DFNI-I-02-5 “InterCriteria Analysis – A New Approach to Decision Making”
Our goal is to develop a new approach of decision making support, recently defined by the project team and named by us InterCriteria Analysis. Under this approach, arrays of data obtained by the measurement of many objects against many criteria are processed until correlations are calculated for each pair of criteria in the form of intuitionistic fuzzy pairs of values in the [0;1]-interval. The approach renders account of uncertainty, allows processing of arrays with missing data, and handles both numerical data and linguistic variables with introduced ordering.
The InterCriteria Analysis can be successfully applied to problems, where measuring according to some of the criteria is slower or more expensive, which results in delaying or raising the cost of the overall process of decision making. When solving such problems it is necessary to adopt an approach for reasonable elimination of these criteria, in order to achieve economy and efficiency.
The approach has already demonstrated first evidences of its potential, when applied to economic data, and there have been outlined specific areas of its future application, for which we can obtain appropriate test data. Hence, one of the project objectives is specifying the general framework of the problems addressed by the approach. There will be investigated the connections between the new approach and the multicriteria decision making methods, as well as its relation with the cognitive maps. Another project objective is the development of a software application, implementing the InterCriteria Analysis approach.

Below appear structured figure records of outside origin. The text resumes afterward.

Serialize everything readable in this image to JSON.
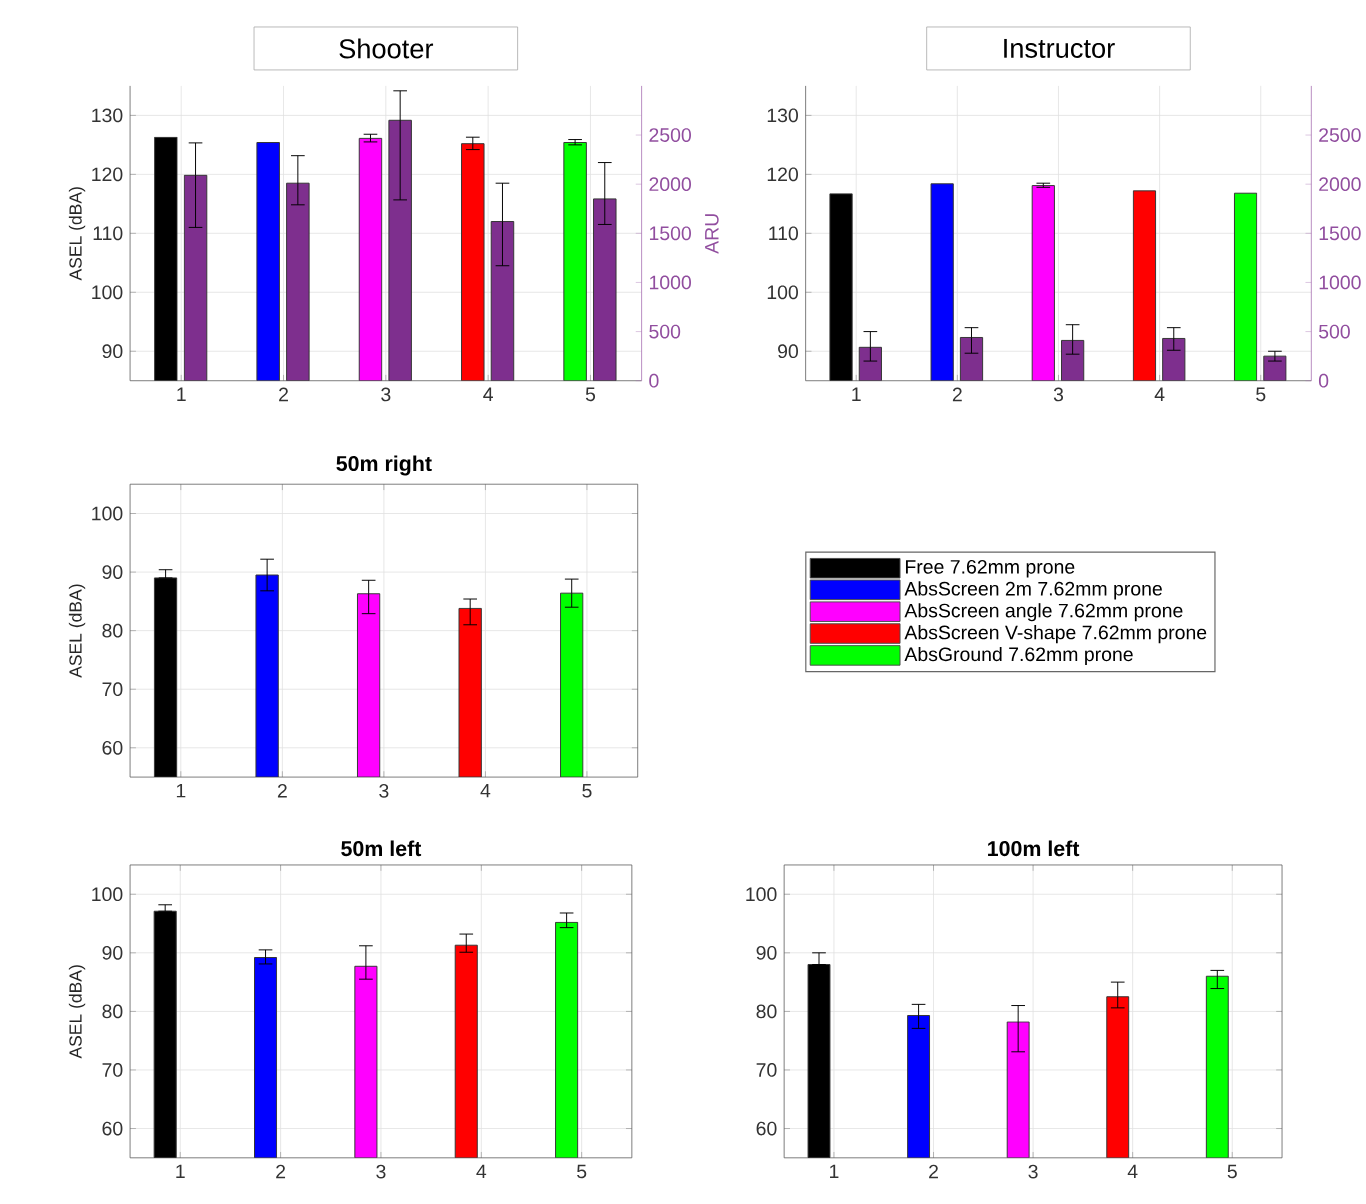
{
  "chart_data": [
    {
      "type": "bar",
      "title": "Shooter",
      "ylabel": "ASEL (dBA)",
      "y2label": "ARU",
      "categories": [
        "1",
        "2",
        "3",
        "4",
        "5"
      ],
      "ylim": [
        85,
        135
      ],
      "yticks": [
        90,
        100,
        110,
        120,
        130
      ],
      "y2lim": [
        0,
        3000
      ],
      "y2ticks": [
        0,
        500,
        1000,
        1500,
        2000,
        2500
      ],
      "grid": true,
      "series": [
        {
          "color": "#000000",
          "values": [
            126.3,
            null,
            null,
            null,
            null
          ]
        },
        {
          "color": "#0000ff",
          "values": [
            null,
            125.4,
            null,
            null,
            null
          ]
        },
        {
          "color": "#ff00ff",
          "values": [
            null,
            null,
            126.1,
            null,
            null
          ],
          "errors": [
            null,
            null,
            [
              125.5,
              126.8
            ],
            null,
            null
          ]
        },
        {
          "color": "#ff0000",
          "values": [
            null,
            null,
            null,
            125.2,
            null
          ],
          "errors": [
            null,
            null,
            null,
            [
              124.2,
              126.3
            ],
            null
          ]
        },
        {
          "color": "#00ff00",
          "values": [
            null,
            null,
            null,
            null,
            125.4
          ],
          "errors": [
            null,
            null,
            null,
            null,
            [
              125.0,
              125.9
            ]
          ]
        },
        {
          "color": "#7e2f8e",
          "axis": "y2",
          "values": [
            2090,
            2010,
            2650,
            1620,
            1850
          ],
          "errors": [
            [
              1560,
              2420
            ],
            [
              1790,
              2290
            ],
            [
              1840,
              2950
            ],
            [
              1170,
              2010
            ],
            [
              1590,
              2220
            ]
          ]
        }
      ]
    },
    {
      "type": "bar",
      "title": "Instructor",
      "categories": [
        "1",
        "2",
        "3",
        "4",
        "5"
      ],
      "ylim": [
        85,
        135
      ],
      "yticks": [
        90,
        100,
        110,
        120,
        130
      ],
      "y2lim": [
        0,
        3000
      ],
      "y2ticks": [
        0,
        500,
        1000,
        1500,
        2000,
        2500
      ],
      "grid": true,
      "series": [
        {
          "color": "#000000",
          "values": [
            116.7,
            null,
            null,
            null,
            null
          ]
        },
        {
          "color": "#0000ff",
          "values": [
            null,
            118.4,
            null,
            null,
            null
          ]
        },
        {
          "color": "#ff00ff",
          "values": [
            null,
            null,
            118.1,
            null,
            null
          ],
          "errors": [
            null,
            null,
            [
              117.8,
              118.5
            ],
            null,
            null
          ]
        },
        {
          "color": "#ff0000",
          "values": [
            null,
            null,
            null,
            117.2,
            null
          ]
        },
        {
          "color": "#00ff00",
          "values": [
            null,
            null,
            null,
            null,
            116.8
          ]
        },
        {
          "color": "#7e2f8e",
          "axis": "y2",
          "values": [
            340,
            440,
            410,
            430,
            250
          ],
          "errors": [
            [
              200,
              500
            ],
            [
              280,
              540
            ],
            [
              270,
              570
            ],
            [
              310,
              540
            ],
            [
              200,
              300
            ]
          ]
        }
      ]
    },
    {
      "type": "bar",
      "title": "**50m right**",
      "ylabel": "ASEL (dBA)",
      "categories": [
        "1",
        "2",
        "3",
        "4",
        "5"
      ],
      "ylim": [
        55,
        105
      ],
      "yticks": [
        60,
        70,
        80,
        90,
        100
      ],
      "grid": true,
      "legend": "right",
      "series": [
        {
          "name": "Free 7.62mm prone",
          "color": "#000000",
          "values": [
            89.0,
            null,
            null,
            null,
            null
          ],
          "errors": [
            [
              89.0,
              90.4
            ],
            null,
            null,
            null,
            null
          ]
        },
        {
          "name": "AbsScreen 2m 7.62mm prone",
          "color": "#0000ff",
          "values": [
            null,
            89.5,
            null,
            null,
            null
          ],
          "errors": [
            null,
            [
              86.8,
              92.2
            ],
            null,
            null,
            null
          ]
        },
        {
          "name": "AbsScreen angle 7.62mm prone",
          "color": "#ff00ff",
          "values": [
            null,
            null,
            86.3,
            null,
            null
          ],
          "errors": [
            null,
            null,
            [
              82.9,
              88.6
            ],
            null,
            null
          ]
        },
        {
          "name": "AbsScreen V-shape 7.62mm prone",
          "color": "#ff0000",
          "values": [
            null,
            null,
            null,
            83.8,
            null
          ],
          "errors": [
            null,
            null,
            null,
            [
              81.0,
              85.4
            ],
            null
          ]
        },
        {
          "name": "AbsGround 7.62mm prone",
          "color": "#00ff00",
          "values": [
            null,
            null,
            null,
            null,
            86.4
          ],
          "errors": [
            null,
            null,
            null,
            null,
            [
              84.0,
              88.8
            ]
          ]
        }
      ]
    },
    {
      "type": "bar",
      "title": "**50m left**",
      "ylabel": "ASEL (dBA)",
      "categories": [
        "1",
        "2",
        "3",
        "4",
        "5"
      ],
      "ylim": [
        55,
        105
      ],
      "yticks": [
        60,
        70,
        80,
        90,
        100
      ],
      "grid": true,
      "series": [
        {
          "color": "#000000",
          "values": [
            97.1,
            null,
            null,
            null,
            null
          ],
          "errors": [
            [
              97.1,
              98.2
            ],
            null,
            null,
            null,
            null
          ]
        },
        {
          "color": "#0000ff",
          "values": [
            null,
            89.2,
            null,
            null,
            null
          ],
          "errors": [
            null,
            [
              88.1,
              90.5
            ],
            null,
            null,
            null
          ]
        },
        {
          "color": "#ff00ff",
          "values": [
            null,
            null,
            87.7,
            null,
            null
          ],
          "errors": [
            null,
            null,
            [
              85.5,
              91.2
            ],
            null,
            null
          ]
        },
        {
          "color": "#ff0000",
          "values": [
            null,
            null,
            null,
            91.3,
            null
          ],
          "errors": [
            null,
            null,
            null,
            [
              90.1,
              93.2
            ],
            null
          ]
        },
        {
          "color": "#00ff00",
          "values": [
            null,
            null,
            null,
            null,
            95.2
          ],
          "errors": [
            null,
            null,
            null,
            null,
            [
              94.3,
              96.8
            ]
          ]
        }
      ]
    },
    {
      "type": "bar",
      "title": "**100m left**",
      "categories": [
        "1",
        "2",
        "3",
        "4",
        "5"
      ],
      "ylim": [
        55,
        105
      ],
      "yticks": [
        60,
        70,
        80,
        90,
        100
      ],
      "grid": true,
      "series": [
        {
          "color": "#000000",
          "values": [
            88.0,
            null,
            null,
            null,
            null
          ],
          "errors": [
            [
              88.0,
              90.0
            ],
            null,
            null,
            null,
            null
          ]
        },
        {
          "color": "#0000ff",
          "values": [
            null,
            79.3,
            null,
            null,
            null
          ],
          "errors": [
            null,
            [
              77.1,
              81.2
            ],
            null,
            null,
            null
          ]
        },
        {
          "color": "#ff00ff",
          "values": [
            null,
            null,
            78.2,
            null,
            null
          ],
          "errors": [
            null,
            null,
            [
              73.1,
              81.0
            ],
            null,
            null
          ]
        },
        {
          "color": "#ff0000",
          "values": [
            null,
            null,
            null,
            82.5,
            null
          ],
          "errors": [
            null,
            null,
            null,
            [
              80.6,
              85.0
            ],
            null
          ]
        },
        {
          "color": "#00ff00",
          "values": [
            null,
            null,
            null,
            null,
            86.0
          ],
          "errors": [
            null,
            null,
            null,
            null,
            [
              83.9,
              87.0
            ]
          ]
        }
      ]
    }
  ]
}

Used methods: The approach is based on two mathematical formalisms, which are also original developments of the project team: 1. The algebraic apparatus of index matrices for processing of data arrays of diverse dimensions, and 2. The intuitionistic fuzzy sets as a mathematical tool for treating uncertainty.
Expected results: A new approach will be elaborated in details for solving a class of problems that often occur in science, medicine and industry, and have an important economic and social effect. The approach will be provided with a software application, and approbated with real data from fields of medicine, ecology, agriculture, economics, industry, and artificial intelligence.